The 'one percent' fleeing the high tax states
New York’s the pits — especially when it comes to economic development, according to a new study.
The Empire State ranked dead last when it comes to its economic outlook based on Albany’s tax policy.
The report, authored by economists Arthur Laffer, Jonathan Williams and Stephen Moore, gives New York state, along with New Jersey (45) and California (46), low marks because of excessive tax and spending policies that hurt businesses and individuals.
“We hate to keep picking on California, New Jersey and New York, but they continue to be models of how not to govern a state,” the report warned. “These three states,” the report continued, “impose tax rates at or near the highest in the nation and about twice the national average.”New York placed 50th for its high personal and corporate tax rates, 12.62 percent and 15.99 percent, respectively.
The annual report, “Rich States, Poor States” by the American Legislative Exchange Council (ALEC), also takes aim at taxing big earners to close budget shortfalls.

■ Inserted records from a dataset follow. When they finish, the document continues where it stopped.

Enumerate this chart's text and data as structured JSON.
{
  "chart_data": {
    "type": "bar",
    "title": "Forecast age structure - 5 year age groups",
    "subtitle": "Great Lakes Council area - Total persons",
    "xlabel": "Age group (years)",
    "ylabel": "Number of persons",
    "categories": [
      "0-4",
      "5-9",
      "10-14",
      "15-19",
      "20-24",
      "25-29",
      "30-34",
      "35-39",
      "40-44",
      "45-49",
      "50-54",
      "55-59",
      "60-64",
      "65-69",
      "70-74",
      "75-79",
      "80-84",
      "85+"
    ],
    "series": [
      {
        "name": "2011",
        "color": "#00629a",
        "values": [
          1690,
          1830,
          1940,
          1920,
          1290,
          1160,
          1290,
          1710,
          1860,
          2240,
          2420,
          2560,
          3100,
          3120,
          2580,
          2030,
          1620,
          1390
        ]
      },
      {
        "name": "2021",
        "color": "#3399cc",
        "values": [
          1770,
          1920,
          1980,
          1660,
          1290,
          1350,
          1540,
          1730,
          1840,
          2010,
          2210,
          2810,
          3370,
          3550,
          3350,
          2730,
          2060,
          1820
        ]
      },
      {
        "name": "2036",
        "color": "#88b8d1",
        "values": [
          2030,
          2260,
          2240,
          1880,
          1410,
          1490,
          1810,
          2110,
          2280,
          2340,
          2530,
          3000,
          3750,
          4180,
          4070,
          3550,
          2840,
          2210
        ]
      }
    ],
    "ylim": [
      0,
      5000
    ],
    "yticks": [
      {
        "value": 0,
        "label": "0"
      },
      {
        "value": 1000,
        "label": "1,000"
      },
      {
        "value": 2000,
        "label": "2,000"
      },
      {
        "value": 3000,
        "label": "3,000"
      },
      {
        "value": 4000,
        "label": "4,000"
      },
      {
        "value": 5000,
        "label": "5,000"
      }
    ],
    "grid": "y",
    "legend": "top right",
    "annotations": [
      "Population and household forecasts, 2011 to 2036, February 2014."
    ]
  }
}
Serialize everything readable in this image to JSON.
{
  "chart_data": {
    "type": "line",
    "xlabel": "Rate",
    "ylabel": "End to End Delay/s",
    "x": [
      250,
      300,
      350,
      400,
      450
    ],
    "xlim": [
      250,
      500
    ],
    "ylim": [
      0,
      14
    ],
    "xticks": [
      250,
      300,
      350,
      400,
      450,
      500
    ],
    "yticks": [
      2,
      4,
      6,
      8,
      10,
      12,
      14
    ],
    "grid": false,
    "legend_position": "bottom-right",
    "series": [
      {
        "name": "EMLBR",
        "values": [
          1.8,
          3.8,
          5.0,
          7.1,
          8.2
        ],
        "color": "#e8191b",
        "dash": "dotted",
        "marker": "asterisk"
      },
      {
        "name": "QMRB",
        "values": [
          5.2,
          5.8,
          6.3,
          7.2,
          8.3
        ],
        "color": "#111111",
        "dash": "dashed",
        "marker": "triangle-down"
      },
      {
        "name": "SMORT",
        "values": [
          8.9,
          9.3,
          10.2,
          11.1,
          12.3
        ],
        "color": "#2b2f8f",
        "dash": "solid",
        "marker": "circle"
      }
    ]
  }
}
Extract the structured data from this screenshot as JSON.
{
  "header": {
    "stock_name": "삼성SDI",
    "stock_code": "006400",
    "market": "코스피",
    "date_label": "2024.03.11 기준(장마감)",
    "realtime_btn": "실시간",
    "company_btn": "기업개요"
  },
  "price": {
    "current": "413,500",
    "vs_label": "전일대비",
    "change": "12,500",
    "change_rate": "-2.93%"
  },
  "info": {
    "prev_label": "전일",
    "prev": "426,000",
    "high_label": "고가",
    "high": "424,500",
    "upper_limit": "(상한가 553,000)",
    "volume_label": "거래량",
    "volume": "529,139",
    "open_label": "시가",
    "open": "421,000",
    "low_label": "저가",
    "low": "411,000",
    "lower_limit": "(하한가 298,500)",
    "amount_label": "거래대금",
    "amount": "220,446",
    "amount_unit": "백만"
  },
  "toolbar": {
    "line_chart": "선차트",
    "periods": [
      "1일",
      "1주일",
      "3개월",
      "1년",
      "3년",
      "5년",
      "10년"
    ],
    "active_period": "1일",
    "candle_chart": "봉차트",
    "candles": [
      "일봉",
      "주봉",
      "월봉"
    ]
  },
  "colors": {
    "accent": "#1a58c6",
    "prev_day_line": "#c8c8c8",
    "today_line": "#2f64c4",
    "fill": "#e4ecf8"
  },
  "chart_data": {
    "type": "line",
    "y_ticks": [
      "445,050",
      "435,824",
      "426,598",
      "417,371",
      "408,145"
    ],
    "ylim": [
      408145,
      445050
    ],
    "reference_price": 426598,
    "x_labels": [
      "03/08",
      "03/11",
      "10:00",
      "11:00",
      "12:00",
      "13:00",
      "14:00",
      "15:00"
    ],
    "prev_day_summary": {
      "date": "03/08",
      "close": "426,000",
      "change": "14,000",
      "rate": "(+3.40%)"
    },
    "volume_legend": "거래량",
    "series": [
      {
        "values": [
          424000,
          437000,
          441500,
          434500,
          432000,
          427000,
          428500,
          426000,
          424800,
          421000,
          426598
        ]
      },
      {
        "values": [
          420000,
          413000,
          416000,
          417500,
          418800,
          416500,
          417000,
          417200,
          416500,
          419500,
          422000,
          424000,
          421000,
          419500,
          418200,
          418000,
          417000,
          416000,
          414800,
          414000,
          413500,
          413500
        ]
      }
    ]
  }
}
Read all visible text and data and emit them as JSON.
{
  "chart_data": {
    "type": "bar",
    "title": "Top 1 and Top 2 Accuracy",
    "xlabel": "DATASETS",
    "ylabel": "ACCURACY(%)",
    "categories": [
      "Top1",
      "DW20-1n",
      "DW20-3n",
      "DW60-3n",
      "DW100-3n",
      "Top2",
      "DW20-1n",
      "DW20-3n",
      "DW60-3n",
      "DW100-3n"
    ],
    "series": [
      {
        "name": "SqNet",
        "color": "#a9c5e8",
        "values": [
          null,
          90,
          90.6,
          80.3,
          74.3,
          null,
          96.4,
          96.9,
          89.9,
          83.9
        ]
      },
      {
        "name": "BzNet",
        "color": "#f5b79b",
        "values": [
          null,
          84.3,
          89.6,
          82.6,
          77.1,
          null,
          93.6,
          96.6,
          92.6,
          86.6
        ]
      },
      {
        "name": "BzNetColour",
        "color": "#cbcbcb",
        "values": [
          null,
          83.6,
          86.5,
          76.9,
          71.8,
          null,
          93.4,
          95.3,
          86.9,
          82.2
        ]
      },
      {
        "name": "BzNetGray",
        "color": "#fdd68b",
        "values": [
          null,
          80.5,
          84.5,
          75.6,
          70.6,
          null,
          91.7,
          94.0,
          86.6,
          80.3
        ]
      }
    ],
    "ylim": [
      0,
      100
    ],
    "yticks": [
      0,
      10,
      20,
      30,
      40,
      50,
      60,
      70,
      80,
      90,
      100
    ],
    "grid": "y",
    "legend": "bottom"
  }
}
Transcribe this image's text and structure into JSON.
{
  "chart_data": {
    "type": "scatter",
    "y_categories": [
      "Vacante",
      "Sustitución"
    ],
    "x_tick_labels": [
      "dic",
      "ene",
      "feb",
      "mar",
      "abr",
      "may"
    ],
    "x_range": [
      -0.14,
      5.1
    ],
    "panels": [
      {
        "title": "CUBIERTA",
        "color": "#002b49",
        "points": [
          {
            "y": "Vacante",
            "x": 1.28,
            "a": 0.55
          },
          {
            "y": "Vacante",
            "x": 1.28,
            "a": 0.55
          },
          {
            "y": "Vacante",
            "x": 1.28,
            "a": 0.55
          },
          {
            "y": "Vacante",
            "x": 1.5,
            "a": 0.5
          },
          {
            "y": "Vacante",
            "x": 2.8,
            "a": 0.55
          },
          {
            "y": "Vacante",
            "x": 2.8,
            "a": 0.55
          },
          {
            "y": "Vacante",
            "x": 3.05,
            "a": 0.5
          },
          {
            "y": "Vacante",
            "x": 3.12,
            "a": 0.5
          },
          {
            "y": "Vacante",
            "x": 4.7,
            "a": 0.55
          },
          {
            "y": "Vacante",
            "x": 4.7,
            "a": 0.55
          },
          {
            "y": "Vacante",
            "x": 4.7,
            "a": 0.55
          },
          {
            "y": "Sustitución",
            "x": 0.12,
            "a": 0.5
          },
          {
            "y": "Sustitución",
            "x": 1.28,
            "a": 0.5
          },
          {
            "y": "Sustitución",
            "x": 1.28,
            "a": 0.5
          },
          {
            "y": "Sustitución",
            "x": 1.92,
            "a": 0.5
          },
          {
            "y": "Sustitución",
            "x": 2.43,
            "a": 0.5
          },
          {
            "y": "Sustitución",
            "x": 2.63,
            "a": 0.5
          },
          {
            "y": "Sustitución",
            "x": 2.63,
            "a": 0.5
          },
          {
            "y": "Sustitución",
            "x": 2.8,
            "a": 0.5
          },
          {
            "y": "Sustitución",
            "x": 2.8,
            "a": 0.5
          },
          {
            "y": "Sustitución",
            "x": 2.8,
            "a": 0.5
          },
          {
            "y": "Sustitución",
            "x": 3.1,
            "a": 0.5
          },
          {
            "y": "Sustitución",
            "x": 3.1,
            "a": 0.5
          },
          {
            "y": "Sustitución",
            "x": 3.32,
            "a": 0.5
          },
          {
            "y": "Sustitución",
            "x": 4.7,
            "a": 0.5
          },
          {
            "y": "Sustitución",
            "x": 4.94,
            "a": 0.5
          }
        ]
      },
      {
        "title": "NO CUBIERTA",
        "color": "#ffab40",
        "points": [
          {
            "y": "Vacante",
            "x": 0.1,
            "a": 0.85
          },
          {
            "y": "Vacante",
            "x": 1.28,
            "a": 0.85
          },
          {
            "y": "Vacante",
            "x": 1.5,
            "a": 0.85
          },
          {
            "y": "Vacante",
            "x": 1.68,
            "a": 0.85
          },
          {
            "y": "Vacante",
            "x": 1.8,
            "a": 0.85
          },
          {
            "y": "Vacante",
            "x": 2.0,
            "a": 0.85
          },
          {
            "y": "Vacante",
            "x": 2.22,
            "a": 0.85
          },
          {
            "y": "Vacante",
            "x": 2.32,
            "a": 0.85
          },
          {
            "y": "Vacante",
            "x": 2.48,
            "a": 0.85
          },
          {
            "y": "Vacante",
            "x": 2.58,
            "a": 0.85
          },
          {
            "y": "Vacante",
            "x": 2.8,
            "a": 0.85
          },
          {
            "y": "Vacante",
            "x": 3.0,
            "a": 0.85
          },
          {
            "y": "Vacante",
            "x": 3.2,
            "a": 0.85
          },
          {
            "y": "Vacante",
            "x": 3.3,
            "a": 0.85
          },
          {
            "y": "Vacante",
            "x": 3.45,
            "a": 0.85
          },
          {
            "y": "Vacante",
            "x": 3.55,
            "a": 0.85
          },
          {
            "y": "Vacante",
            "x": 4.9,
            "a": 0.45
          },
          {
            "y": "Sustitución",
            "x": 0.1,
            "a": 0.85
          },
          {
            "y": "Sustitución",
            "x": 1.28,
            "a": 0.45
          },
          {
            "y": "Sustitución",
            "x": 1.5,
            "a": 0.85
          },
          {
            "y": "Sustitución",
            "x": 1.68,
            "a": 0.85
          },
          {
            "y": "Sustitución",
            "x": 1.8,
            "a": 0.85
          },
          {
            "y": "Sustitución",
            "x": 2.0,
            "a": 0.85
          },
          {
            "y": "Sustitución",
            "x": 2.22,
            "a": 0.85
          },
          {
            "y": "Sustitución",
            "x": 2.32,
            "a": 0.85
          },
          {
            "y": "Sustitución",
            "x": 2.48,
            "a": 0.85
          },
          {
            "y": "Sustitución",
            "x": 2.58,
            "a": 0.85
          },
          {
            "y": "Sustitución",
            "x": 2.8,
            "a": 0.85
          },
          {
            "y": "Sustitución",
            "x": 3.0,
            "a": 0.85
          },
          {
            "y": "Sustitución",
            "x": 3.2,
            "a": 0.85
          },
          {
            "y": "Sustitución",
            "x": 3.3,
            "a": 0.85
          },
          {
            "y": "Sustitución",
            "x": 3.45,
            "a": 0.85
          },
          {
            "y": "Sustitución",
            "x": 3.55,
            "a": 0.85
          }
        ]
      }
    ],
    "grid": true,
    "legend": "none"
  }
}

While Maine was not discussed it has the sixth highest tax burden and the Maine Heritage Center did a study of the out migration.“You cannot balance the budget on the backs of the 1 percent of the most productive citizens of a state. They will leave, and as the 2010 census points out, they are leaving,” the report says.
Of course, this large personal income tax burden comes at an economic price which manifests itself, in part, through the out-migration of people and income to greener pastures. This study examines Maine’s net migration to states without a personal income tax from 1995 (the first year of available data) to 2009 (the latest year of available data) based on data from the Internal Revenue Service. 
Analysis of this migration data shows that Maine has lost people and their income to the nine states that have no personal in-come tax for nearly every year in this time-period. Cumulatively, as shown in Table 1, Maine has lost 11,486 people and $661,274,000 in income. The lost income is a conservative estimate because it does not account for the compounding of in-come over time and the multipliers of the income as it ripples through the economy.....I think Illinois is having a similar problem especially with large manufacturers. It is also true that the high tax states still have the highest budget deficits and are plagued with unfunded pension liability that will only make the situation worse.